To create a new Notebook, click the New button on the right-hand side of the screen. Select Python 3 from the drop-down list; Jupyter will create a Python notebook. Jupyter Notebook files have a .ipynb extension.
The Notebook displays its title at the top; it is currently “Untitled.” Click the title, and a modal will appear where you can give the notebook a custom name.
What can I do in a Jupyter Notebook?
A Jupyter Notebook consists of cells. There are two primary cell types:
- A code cell holds Python code.
- A Markdown cell holds Markdown code.
Markdown is a formatting language that uses symbols to denote elements like headers, lists, and blockquotes. For example, the # symbol before a piece of text creates a heading. You can use Markdown to provide descriptions, annotations, metadata, or anything that will help a reader understand your work.
When you click into a cell, you can choose its type from a drop-down menu on the top toolbar.
Jupyter Notebook operates in two modes: Edit Mode and Command Mode.
Activate Edit Mode by clicking into any cell. In this mode, the Notebook interprets our keystrokes literally. We can use our keyboard to enter text into a cell.
Let’s execute some sample Python code. You should see a single cell in your newly created Notebook. Click into it and enter a basic mathematical expression like 1 + 1.
Python has not processed our code yet. With your cursor inside the cell, press Shift + Enter to execute the cell. Jupyter will output the result of the evaluation below. It will also create a new cell directly below the executed one.
Notice the  to the left of the cell. The number reflects the cell execution order relative to the start of the Notebook. We can execute cells in any order, and we can execute any cell multiple times. The number in square brackets will update accordingly.
We can immediately see the benefits of this trial-and-error approach to development. There is no need to save and re-save files or run Python from the Terminal. The Notebook gives us instantaneous feedback. We observe the results we get and change our code accordingly.
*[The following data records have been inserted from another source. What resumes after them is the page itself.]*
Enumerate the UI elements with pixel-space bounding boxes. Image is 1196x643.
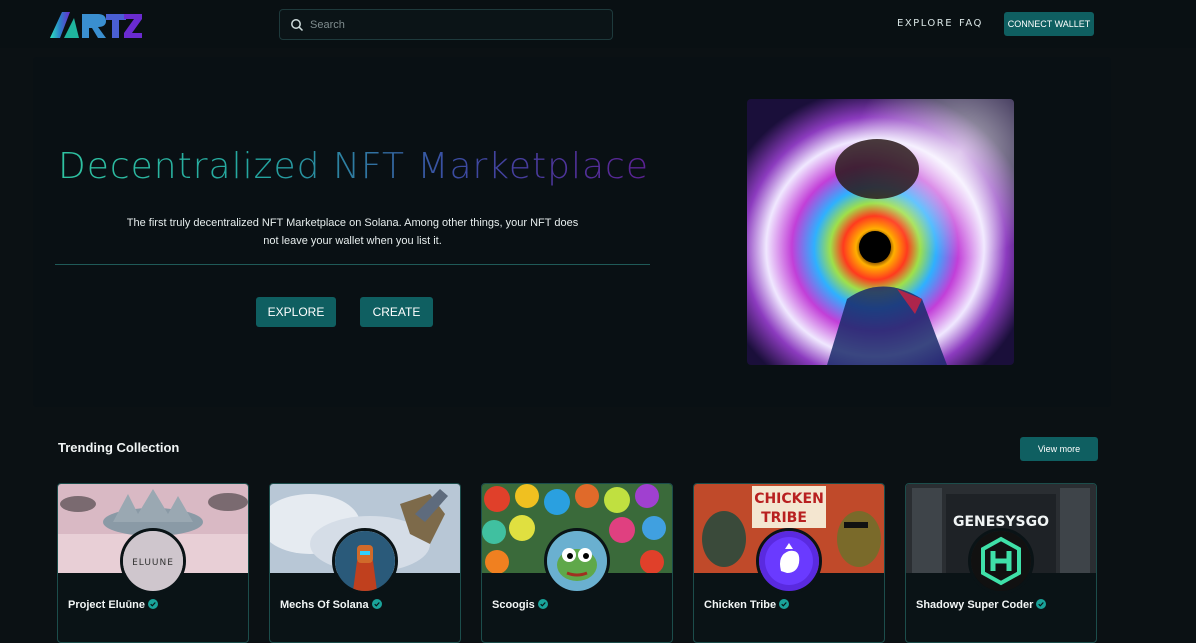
search-input[interactable] [310,12,600,37]
collection-name: Scoogis [492,599,548,611]
collection-avatar [756,528,822,594]
hero-divider [55,264,650,265]
artz-logo[interactable] [48,8,144,42]
svg-text:CHICKEN: CHICKEN [754,491,824,507]
collection-name: Shadowy Super Coder [916,599,1047,611]
featured-nft-artwork [747,99,1014,365]
collection-name: Project Eluūne [68,599,159,611]
svg-text:ELUUNE: ELUUNE [132,558,174,568]
collection-name: Mechs Of Solana [280,599,382,611]
hero-subtitle: The first truly decentralized NFT Market… [126,217,579,247]
collection-card[interactable]: GENESYSGO Shadowy Super Coder [905,483,1097,643]
collection-avatar [968,528,1034,594]
connect-wallet-button[interactable]: CONNECT WALLET [1004,12,1094,36]
collection-avatar: ELUUNE [120,528,186,594]
hero-title: Decentralized NFT Marketplace [58,146,658,187]
collection-card[interactable]: Mechs Of Solana [269,483,461,643]
collection-card[interactable]: ELUUNE Project Eluūne [57,483,249,643]
hero-explore-button[interactable]: EXPLORE [256,297,336,327]
verified-badge-icon [779,599,790,609]
featured-nft-image[interactable] [747,99,1014,365]
search-icon [291,19,304,32]
collection-card[interactable]: CHICKEN TRIBE Chicken Tribe [693,483,885,643]
hero-create-button[interactable]: CREATE [360,297,433,327]
nav-explore-link[interactable]: EXPLORE [897,18,953,29]
view-more-button[interactable]: View more [1020,437,1098,461]
trending-section-title: Trending Collection [58,440,180,455]
collection-card[interactable]: Scoogis [481,483,673,643]
verified-badge-icon [1036,599,1047,609]
top-navigation-bar: EXPLORE FAQ CONNECT WALLET [0,0,1196,48]
search-box[interactable] [279,9,613,40]
nav-faq-link[interactable]: FAQ [959,18,983,29]
verified-badge-icon [148,599,159,609]
collection-avatar [332,528,398,594]
svg-text:TRIBE: TRIBE [761,510,807,526]
verified-badge-icon [537,599,548,609]
collection-avatar [544,528,610,594]
collection-name: Chicken Tribe [704,599,790,611]
verified-badge-icon [371,599,382,609]
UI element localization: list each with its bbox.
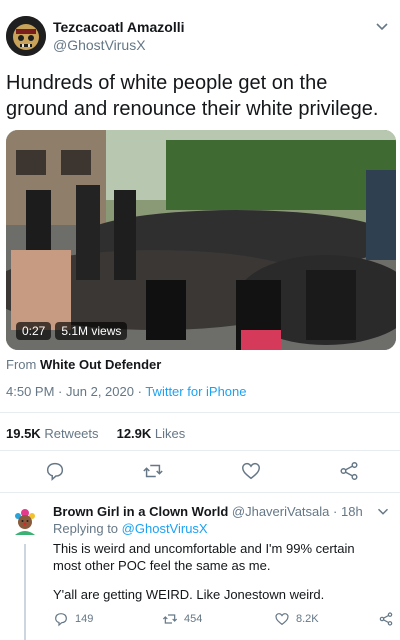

Press the Escape key to enter the Notebook’s second mode, Command Mode. Think of this as a “navigator mode” where you perform Notebook-level operations. In Command Mode, you can create cells, copy and paste cells, delete cells, etc.
The Notebook includes several helpful keyboard shortcuts in Command Mode to reduce notebook clicks. Some of my favorites include:
- Press a to create a cell above the currently selected cell.
- Press b to create a cell below the currently selected cell.
- Press y to convert a cell to a code cell.
- Press m to convert a cell to a Markdown cell.
- Press Shift + Enter to run the current cell and move to the next cell.
- Press Ctrl + Enter to run the cell and stay in it.
You can access more advanced options on the top-level navigation menu. It includes options for copying and pasting cells, exporting the Notebook to various types (PDF, HTML, etc.), altering cell presentation, and more.
If the notebook ever becomes unresponsive, the Kernel > Restart command on the top-level navigation menu restarts the kernel. The kernel is the “listener” that is processing and responding to our cell executions. Restarting the kernel is equivalent to closing and relaunching the Jupyter Notebook.
Once you’re done for the day, save the Notebook (Ctrl + S on Windows, Cmd + S on a Mac), close the browser, and shut down Anaconda Navigator. This ends the running Jupyter process.
Summary: Where do I go from here?
As you can see, Anaconda + Jupyter Notebook offers a powerful and easy way to get started with Python.
With Jupyter, you can write your Python code and see its results instantaneously. You can couple the code with Markdown cells to leave additional comments and documentation for your work. I like to use Markdown for notes, links, explanations, even jokes that help my understanding the next time I read the code. Jupyter was a big factor in helping reduce friction when I was first learning the Python programming language.
Many Python courses on Udemy use the Jupyter Notebook environment. I hope it proves helpful in your future studies!